Jan
23
shovel ready?
Filed Under Alaskan Way Viaduct, Community, Environment, From A to Green, Innovation, Neighborhoods, Parks, Pedestrians, Spokane St. Viaduct project, Streets For People, Transit, Transportation, Zoning | 3 Comments
Is anyone else sick of hearing the phrase ‘shovel ready’ in reference to stimulating the economy and rehabilitating our infrastructure? Most projects that are truly shovel ready (drawings, check. permits, check. fire up the bulldozer!) aren’t what will truly aid the regeneration of 21st century cities. They are very likely to be things like road widenings and interchanges that fuel sprawl and shred urban fabric. Some estimates suggest that three quarters of infrastructure stimulus funding will be for roads. The other quarter will be used to buy the silence of all us bike, tree, transit, urbanism, art, ped, waterfront, etc. advocates. We’ll all get in line and try to get a few good things done with the crumbs from the stimulus table, but can’t we HOPE for more?

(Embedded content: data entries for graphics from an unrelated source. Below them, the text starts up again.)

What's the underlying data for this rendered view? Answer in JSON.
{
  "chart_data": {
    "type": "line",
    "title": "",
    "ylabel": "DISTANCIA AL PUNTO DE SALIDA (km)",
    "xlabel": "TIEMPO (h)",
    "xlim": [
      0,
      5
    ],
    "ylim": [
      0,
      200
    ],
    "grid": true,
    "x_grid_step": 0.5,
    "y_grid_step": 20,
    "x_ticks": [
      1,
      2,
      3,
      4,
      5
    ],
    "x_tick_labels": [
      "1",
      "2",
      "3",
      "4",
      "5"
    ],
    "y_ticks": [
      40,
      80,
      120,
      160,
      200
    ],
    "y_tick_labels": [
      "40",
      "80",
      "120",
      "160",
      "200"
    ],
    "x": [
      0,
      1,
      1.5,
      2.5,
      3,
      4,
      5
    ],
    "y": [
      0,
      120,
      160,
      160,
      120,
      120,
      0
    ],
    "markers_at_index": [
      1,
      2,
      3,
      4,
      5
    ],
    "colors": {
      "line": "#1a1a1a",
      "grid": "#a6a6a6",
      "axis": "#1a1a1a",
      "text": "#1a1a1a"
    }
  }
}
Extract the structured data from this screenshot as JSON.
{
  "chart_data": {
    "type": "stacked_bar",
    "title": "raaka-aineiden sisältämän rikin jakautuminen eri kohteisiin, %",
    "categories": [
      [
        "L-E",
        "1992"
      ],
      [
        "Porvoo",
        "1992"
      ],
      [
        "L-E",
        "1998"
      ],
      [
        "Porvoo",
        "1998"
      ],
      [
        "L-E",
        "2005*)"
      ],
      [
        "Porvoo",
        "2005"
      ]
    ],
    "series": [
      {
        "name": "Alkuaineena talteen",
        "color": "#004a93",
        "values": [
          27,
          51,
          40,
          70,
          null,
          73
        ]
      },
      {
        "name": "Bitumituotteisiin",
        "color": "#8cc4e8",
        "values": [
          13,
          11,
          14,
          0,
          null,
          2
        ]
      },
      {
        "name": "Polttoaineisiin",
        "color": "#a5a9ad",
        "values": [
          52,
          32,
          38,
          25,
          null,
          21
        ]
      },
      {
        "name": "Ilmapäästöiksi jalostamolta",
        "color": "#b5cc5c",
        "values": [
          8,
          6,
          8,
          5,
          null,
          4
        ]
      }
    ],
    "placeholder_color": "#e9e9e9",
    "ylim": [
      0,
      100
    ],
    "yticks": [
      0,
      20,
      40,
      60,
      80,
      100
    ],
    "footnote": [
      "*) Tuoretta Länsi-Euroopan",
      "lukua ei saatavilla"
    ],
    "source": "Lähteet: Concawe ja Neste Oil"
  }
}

Republicans are already rallying around giving more money to rich people instead because even the shovel ready projects can’t get started until 2010. I saw a CNN interviewer chew out a mayor that requested money for parks and trails in his city’s stimulus package. She asked him if he was ashamed of himself since everyone knows those aren’t ‘real’ infrastructure projects like roads and bridges. Frankly, i’d rather leave our economy a little less stimulated than waste the resources of many generations on the shovel ready road projects cluttering the shelves our our state highway departments.
Eighty years ago the united states stimulated itself out of a depression, but also made civic art of our public works. will a random-ass extra lane to redmond be viewed as such eighty years from now? And don’t forget that after this splurge funding of all types, perhaps for decades, will be diminished to pay for this bump. Whether we get it right or wrong now, we’ll be paying for it for a long time to come. So it is time for all urban and environmental minded folks to remind our politicians that great projects in this day and age-reconnecting seattle to a healthy puget sound, mass transit and mobility options, vibrant neighborhoods, and a robust network of green infrastructure-are complex in a good way. They will need talented artists, NGOs, designers, engineers, lawyers (yes, even them), inventors, community organizers, legislators, and developers to make sure the bulldozers and shovels are headed in the right direction on the right projects. If we want to strengthen the economic and environmental foundations of cities for the long-term, we don’t want to waste this opportunity on what happened to be shovel ready in the panic of 2008. we need pencil ready, people ready, carbon ready, future ready!
I’d be interested in your thoughts on how we can shift the messaging on this subject.